Why the City Council in Honolulu Restored Funding for LED Street Lights

What are LED lights? Some people might associate this latest buzz word with “environmentally friendly,” but few may realize the full benefits of LED lighting.

Light-emitting diode (LED) is not a new idea; rather, it has been around for decades.

You might have most commonly seen LED lights used as single bulbs in electronics, pens, or Christmas lights.

With the advancement of technology, LED has expanded to ‘clustering’ small bulbs for practical applications in a standard household light bulb. LED lights help to conserve energy and are longer-lasting and better for the environment than standard lighting.

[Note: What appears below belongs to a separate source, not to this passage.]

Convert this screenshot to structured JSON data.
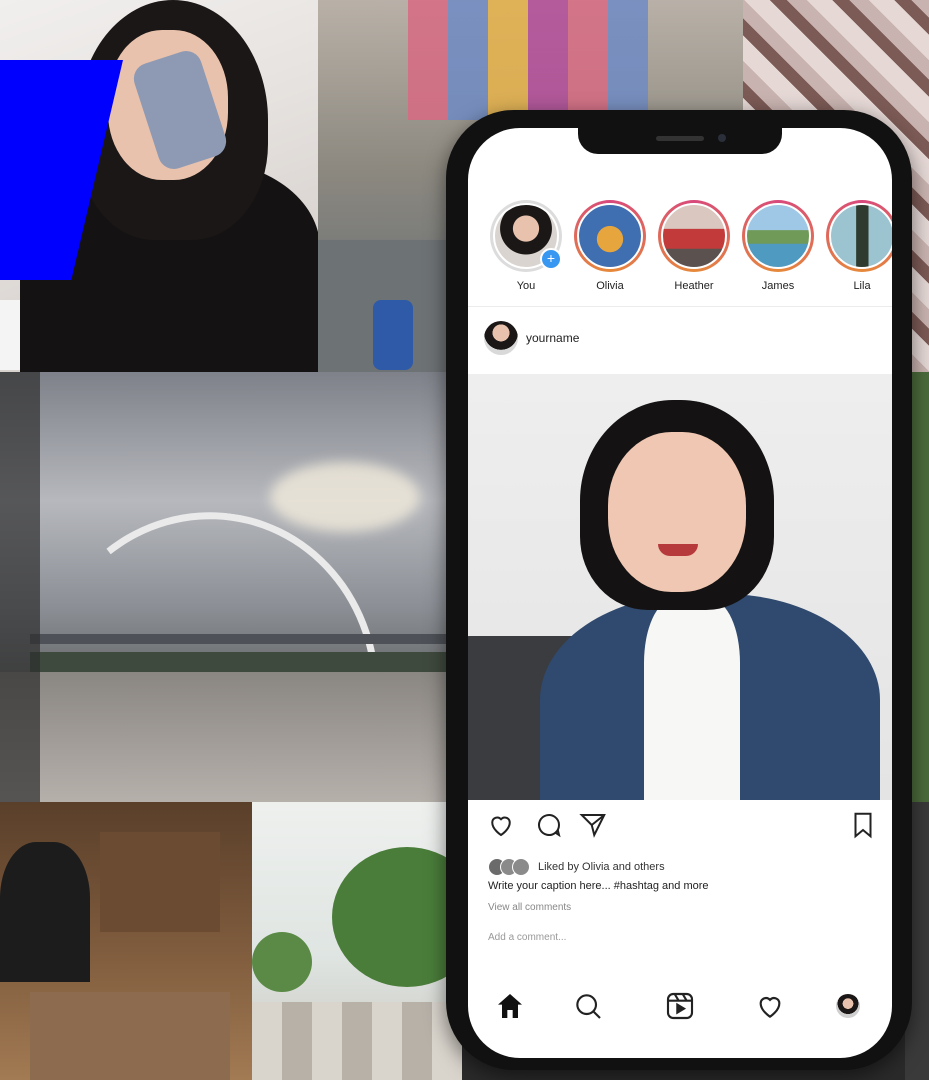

In an initiative first introduced by Mayor Kirk Caldwell, the City and County of Honolulu plans to replace all 51,700 of Oahu’s city-owned street lights with LED lights that will save the City $3 million a year in energy and maintenance costs.

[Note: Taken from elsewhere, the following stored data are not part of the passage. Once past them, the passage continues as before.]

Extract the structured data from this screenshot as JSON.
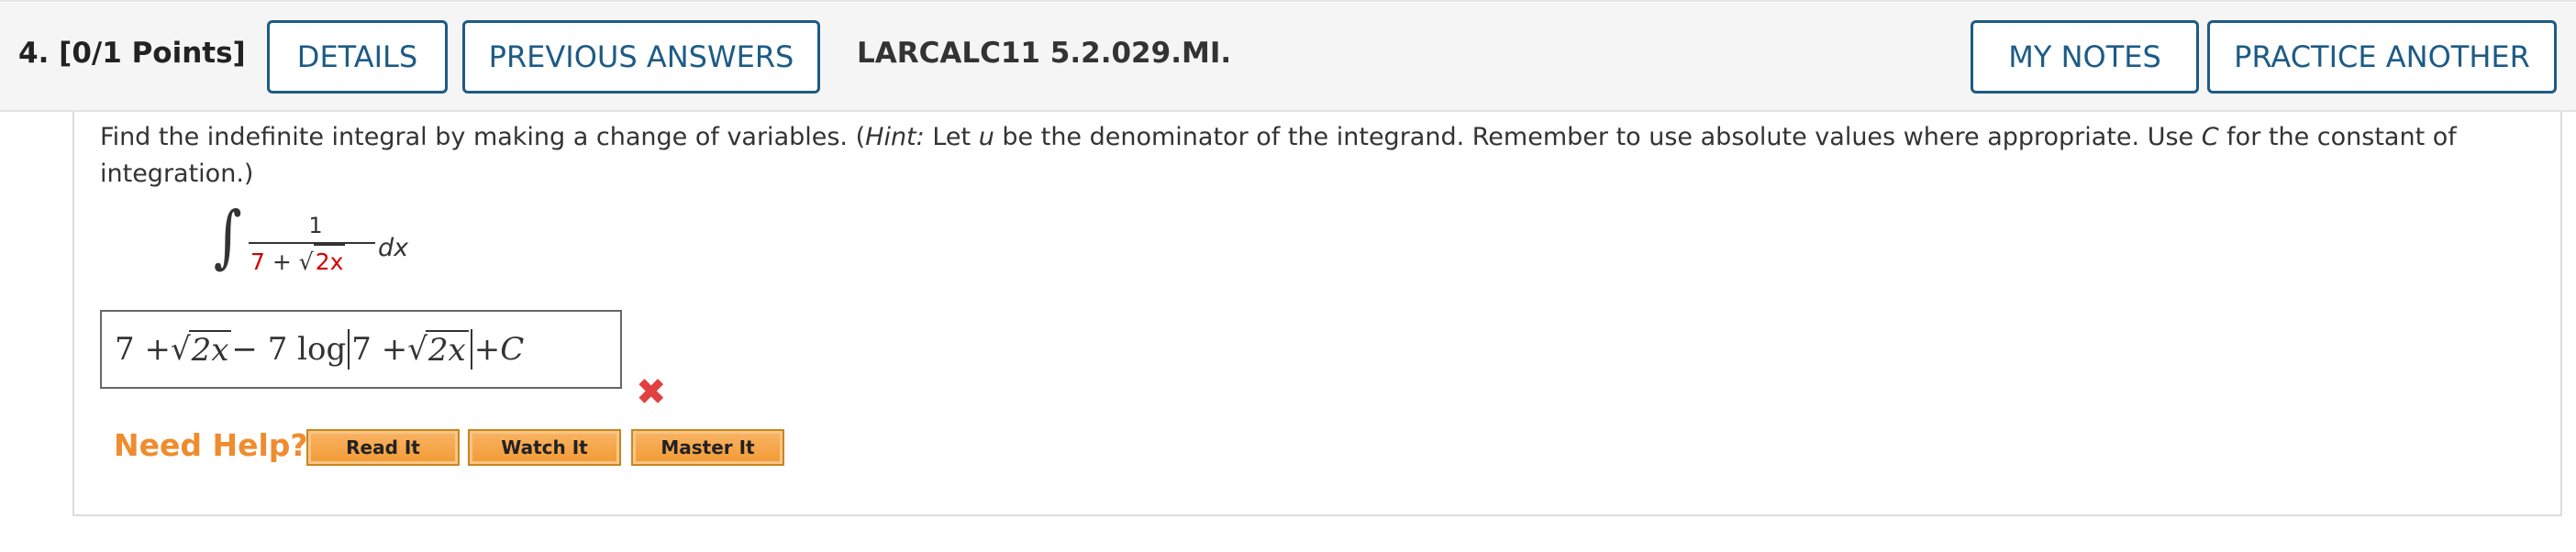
{
  "header": {
    "question_number": "4.",
    "points": "[0/1 Points]",
    "details_label": "DETAILS",
    "previous_answers_label": "PREVIOUS ANSWERS",
    "question_id": "LARCALC11 5.2.029.MI.",
    "my_notes_label": "MY NOTES",
    "practice_another_label": "PRACTICE ANOTHER"
  },
  "question": {
    "text_before_hint": "Find the indefinite integral by making a change of variables. (",
    "hint_label": "Hint:",
    "hint_text_1": " Let ",
    "var_u": "u",
    "hint_text_2": " be the denominator of the integrand. Remember to use absolute values where appropriate. Use ",
    "var_c": "C",
    "hint_text_3": " for the constant of integration.)",
    "integral": {
      "numerator": "1",
      "den_const": "7",
      "den_plus": " + ",
      "den_sqrt_symbol": "√",
      "den_radicand": "2x",
      "differential": "dx"
    }
  },
  "answer": {
    "part1": "7 + ",
    "sqrt_symbol": "√",
    "radicand1": "2x",
    "part2": " − 7 log",
    "part3": "7 + ",
    "radicand2": "2x",
    "part4": " + ",
    "const": "C",
    "status_icon": "x-mark-icon",
    "status": "incorrect"
  },
  "help": {
    "label": "Need Help?",
    "read_it": "Read It",
    "watch_it": "Watch It",
    "master_it": "Master It"
  },
  "colors": {
    "accent": "#1d5b86",
    "help_orange": "#ef8c2e",
    "error_red": "#e04040",
    "highlight_red": "#d40000"
  }
}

Installation of the new lights will be privately funded through a private-public partnership without investment of taxpayer funds.

Besides cutting costs, the LED lights will provide a brighter, whiter light that will cover a greater percentage of the road to make it safer for pedestrians and vehicles.

The lighting is also directed downwards on the roadway and sidewalk thus reducing light pollution into homes and businesses. Lastly, LED lights help to cut down on the City’s carbon emissions.

Why does this matter? To put it simply, energy conservation through LED lights will help to save money and reduce the City’s environmental impact.

If you need more proof, just look at several other cities like Los Angeles and Buenos Aires that have already switched to LED street lights and have seen major benefits.

In Los Angeles, the city replaced over 140,000 street lights with LED technology. Within a year, energy use had been reduced by 63.1 percent. In Buenos Aires, LED lighting has saved 670 million tons of carbon release per year and has saved 50 percent of the city’s energy consumption.

Here in Hawaii in 2013, a test pilot program of LED lights was rolled out in Mililani, Manoa, Waialae-Kahala, and Nuuanu to replace 180 streetlights. Successful results from these pilot programs triggered plans from the Department of Design and Construction to install LED lights across Oahu by 2017.

In supporting this initiative, I have fought to restore the needed $80,000 in funds that were cut in initial budget rounds to ensure that this program succeeds.

With all of the great benefits of LED lighting, I believe this is the best decision for Oahu and will provide the maximum value for the safety of our citizens and tax payers.

If you are interested in knowing more about the LED lighting project, please join us at the full Council meeting on June 4 where we will finalize the budget for the next fiscal year, or you can contact my office at 808-768-5004.

I have already seen the major difference these lights have made within our pilot program, and I am excited to see the full implementation of the project in the next couple of years.